Friday’s is a day we all look forward to if we work in anyway. We bust our asses all week long to get a paycheck on Thursday after work and then spend it on Friday through Sunday. The money mysteriously vanishes from out wallets and purses and into someone else’s in such a way that by Monday we are kicking ourselves in the ass for spending it. Funny how that works out!. It’s like the men and women who man the bars and clubs on Friday nights, they rush through work and getting their pay checks cashed to spending it so fast they end up, on their knees worshipping the porcelain throne in the bathroom of every bar. Lord I wish I didn’t drink lol. Then like I said by Monday, they are searching their their pockets and jackets and coats and everything else wondering where did all my money go?
For me Friday’s are not a day I really look forward to, because it means the breach of silence and quiet in my world. It starts on Friday night when people get out of work for the weekend and my home fills with people coming and going and bustling about. During the week all are at work and I get peace and quiet , so I prefer Monday through Friday more then Friday through Sunday, silly right but that’s just me.

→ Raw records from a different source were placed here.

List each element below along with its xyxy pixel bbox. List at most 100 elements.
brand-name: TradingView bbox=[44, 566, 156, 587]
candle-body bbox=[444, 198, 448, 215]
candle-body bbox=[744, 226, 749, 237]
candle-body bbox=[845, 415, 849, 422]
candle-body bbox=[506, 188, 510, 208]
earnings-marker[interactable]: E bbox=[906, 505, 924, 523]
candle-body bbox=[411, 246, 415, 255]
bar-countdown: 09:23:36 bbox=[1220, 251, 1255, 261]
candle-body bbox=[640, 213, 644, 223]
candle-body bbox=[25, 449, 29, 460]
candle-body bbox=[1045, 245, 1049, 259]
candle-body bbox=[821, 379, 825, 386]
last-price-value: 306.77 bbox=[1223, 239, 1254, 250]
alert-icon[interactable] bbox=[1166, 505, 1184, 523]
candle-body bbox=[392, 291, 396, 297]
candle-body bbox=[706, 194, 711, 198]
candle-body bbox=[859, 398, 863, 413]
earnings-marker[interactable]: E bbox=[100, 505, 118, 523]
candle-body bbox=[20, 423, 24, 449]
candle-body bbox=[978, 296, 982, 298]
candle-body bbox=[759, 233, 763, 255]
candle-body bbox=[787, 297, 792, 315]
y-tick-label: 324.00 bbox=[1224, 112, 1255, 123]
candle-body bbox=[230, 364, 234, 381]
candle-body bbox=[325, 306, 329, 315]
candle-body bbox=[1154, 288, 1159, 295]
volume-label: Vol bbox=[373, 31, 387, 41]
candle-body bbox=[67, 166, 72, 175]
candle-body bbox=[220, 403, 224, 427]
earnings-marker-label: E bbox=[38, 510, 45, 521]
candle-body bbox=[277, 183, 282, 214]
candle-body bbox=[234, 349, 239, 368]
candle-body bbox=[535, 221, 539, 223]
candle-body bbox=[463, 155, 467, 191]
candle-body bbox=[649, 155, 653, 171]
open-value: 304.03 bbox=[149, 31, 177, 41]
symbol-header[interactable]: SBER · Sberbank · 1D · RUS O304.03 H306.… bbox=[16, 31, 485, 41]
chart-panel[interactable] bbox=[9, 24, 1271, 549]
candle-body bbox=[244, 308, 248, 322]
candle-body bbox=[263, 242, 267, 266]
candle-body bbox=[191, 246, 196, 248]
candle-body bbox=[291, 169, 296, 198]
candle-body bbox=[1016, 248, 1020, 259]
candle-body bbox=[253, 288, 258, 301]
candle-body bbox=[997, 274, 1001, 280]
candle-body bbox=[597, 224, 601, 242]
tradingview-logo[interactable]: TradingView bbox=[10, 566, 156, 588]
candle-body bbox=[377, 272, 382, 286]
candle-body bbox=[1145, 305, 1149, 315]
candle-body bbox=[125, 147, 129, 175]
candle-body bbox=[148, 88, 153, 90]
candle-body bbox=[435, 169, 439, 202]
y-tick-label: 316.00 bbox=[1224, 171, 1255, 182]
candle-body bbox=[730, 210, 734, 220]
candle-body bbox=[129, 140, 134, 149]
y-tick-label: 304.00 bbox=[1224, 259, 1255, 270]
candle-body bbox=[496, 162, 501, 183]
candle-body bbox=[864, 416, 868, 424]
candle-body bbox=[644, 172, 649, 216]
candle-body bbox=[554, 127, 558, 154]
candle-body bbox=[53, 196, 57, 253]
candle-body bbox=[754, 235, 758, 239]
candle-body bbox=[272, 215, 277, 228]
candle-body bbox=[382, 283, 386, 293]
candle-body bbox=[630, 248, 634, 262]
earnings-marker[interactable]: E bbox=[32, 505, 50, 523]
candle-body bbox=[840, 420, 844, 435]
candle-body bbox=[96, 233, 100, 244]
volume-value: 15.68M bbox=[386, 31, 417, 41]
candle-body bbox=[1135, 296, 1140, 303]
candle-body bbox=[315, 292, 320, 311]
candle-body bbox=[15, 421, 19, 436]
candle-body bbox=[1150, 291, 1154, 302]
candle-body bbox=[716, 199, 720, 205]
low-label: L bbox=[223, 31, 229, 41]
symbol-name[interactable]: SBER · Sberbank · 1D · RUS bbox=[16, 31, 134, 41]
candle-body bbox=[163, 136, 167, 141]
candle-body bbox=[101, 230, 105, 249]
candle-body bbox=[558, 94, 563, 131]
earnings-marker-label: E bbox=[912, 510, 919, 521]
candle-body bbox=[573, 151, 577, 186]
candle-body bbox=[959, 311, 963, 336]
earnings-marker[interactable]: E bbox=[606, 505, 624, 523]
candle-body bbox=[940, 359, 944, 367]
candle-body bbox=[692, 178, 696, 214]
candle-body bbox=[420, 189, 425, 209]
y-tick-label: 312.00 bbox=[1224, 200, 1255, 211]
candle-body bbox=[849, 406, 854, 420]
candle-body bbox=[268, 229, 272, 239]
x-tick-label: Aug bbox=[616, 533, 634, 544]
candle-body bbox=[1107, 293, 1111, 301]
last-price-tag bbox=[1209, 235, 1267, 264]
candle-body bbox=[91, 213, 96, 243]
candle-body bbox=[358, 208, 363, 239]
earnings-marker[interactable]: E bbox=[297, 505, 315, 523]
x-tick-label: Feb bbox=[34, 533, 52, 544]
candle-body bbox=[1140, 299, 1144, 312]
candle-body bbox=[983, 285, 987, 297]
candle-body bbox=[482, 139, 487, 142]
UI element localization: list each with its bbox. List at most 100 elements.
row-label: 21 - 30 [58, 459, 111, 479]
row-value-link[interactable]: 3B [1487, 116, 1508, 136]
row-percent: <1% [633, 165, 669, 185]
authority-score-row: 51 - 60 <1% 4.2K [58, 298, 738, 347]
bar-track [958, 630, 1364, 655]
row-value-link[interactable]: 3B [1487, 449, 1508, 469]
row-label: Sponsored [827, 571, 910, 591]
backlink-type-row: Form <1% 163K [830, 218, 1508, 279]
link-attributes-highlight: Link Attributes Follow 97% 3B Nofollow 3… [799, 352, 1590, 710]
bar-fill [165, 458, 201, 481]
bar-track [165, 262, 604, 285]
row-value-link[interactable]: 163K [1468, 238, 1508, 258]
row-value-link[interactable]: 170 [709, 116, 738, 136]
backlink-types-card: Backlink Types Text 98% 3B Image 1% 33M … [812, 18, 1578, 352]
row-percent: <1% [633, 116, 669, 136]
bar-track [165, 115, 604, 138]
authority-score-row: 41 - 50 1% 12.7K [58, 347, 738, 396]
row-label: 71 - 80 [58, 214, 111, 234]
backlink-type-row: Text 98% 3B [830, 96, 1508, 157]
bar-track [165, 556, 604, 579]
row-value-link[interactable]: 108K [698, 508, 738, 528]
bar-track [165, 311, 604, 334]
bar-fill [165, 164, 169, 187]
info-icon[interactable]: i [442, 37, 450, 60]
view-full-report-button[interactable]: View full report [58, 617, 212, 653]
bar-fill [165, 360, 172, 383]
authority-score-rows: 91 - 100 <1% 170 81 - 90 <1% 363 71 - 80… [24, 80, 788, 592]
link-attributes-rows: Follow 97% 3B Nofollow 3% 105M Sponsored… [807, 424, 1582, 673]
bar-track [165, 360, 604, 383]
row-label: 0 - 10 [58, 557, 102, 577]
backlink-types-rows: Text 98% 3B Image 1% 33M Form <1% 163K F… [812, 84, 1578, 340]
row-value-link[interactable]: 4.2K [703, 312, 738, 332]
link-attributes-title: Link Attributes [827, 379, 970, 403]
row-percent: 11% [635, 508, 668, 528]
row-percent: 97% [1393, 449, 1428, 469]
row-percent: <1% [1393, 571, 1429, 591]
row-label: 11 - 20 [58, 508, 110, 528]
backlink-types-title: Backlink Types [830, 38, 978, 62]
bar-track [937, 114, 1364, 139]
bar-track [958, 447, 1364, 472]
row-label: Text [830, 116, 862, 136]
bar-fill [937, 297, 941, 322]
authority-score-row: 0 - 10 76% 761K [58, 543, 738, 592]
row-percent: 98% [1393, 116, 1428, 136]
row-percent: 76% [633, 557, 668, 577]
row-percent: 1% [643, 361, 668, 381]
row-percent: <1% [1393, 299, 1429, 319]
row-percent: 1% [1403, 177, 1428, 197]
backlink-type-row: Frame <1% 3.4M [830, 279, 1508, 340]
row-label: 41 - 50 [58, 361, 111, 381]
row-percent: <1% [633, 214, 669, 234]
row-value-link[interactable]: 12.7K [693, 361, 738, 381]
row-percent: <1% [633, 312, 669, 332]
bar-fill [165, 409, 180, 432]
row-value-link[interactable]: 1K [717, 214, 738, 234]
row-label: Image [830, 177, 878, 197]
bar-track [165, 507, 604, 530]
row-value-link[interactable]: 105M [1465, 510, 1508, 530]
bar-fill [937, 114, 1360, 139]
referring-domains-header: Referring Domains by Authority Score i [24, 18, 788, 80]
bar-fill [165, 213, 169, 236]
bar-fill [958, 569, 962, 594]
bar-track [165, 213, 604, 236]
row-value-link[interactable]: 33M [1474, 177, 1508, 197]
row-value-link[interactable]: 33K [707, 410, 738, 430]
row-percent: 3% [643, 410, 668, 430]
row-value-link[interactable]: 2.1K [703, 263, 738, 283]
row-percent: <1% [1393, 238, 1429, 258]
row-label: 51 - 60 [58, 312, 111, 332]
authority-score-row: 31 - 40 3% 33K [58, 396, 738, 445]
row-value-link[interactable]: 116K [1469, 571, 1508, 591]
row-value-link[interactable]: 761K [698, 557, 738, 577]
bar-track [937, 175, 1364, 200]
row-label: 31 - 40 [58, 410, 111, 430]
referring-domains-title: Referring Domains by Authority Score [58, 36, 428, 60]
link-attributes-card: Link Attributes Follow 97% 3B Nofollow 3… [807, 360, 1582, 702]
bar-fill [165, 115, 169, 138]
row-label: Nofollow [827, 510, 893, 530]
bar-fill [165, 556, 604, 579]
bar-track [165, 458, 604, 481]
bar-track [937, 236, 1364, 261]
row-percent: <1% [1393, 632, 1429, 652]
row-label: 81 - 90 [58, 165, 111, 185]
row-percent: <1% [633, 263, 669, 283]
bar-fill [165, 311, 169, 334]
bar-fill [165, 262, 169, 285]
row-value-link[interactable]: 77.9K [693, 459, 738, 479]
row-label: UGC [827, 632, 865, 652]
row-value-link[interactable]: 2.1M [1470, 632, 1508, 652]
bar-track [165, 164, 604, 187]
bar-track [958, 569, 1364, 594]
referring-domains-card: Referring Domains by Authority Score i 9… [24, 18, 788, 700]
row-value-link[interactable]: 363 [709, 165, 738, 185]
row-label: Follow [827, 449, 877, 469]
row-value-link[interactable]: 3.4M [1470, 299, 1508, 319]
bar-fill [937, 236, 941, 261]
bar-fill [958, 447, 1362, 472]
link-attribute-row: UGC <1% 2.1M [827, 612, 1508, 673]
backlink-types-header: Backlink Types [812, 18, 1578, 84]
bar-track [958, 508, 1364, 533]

As this Friday starts my mind wanders back in time and I think of those that passed before me, mostly due to my age these days. I will turn 55 years old in January 2011. As I stop and think of my age and my grey hair and beard and failing eyes, I wonder how much longer I can go on? I face my own mortality in this way because I know my family history and I know to buck it would be great but, can mankind overcome what is meant to be.?
My eldest relative as far as age goes is now on my mother’s side and she has lived now to 72 years old. My Grandfather on my moms side went to only 71 and her mother to only 64. Then on my father’s side they both died in their early 60s. So I am closing in I think, but who can predict when? My father died when he was 55 years old cancer took his life he smoked like a demon and went due to lung cancer. My mother died at 58 years old again a smoker right till her death, cancer riddled. My family history is riddled with cancer, heart failure, seizures and more, yet I keep on ticking thanks to modern medicine and it’s advances so far. I take pills daily to control blood pressure and stop strokes and heart attacks only experiencing a TIA about 5 years ago. SO I thank god I am blessed to still be here.
On this note I add one more thing to my rants and raves and stories and poems, before I go or die and leave this earth there is only one thing I wish for. I wish and hope that when I pass, I am remembered as a good man, person in some folks past. I hope people will look back and say I helped them, or made them laugh, or that they will miss me somewhat in someway, because I did well by them. I never claimed to be perfect, nor did I ever try to be, all I ever asked was the world to accept me, for being me.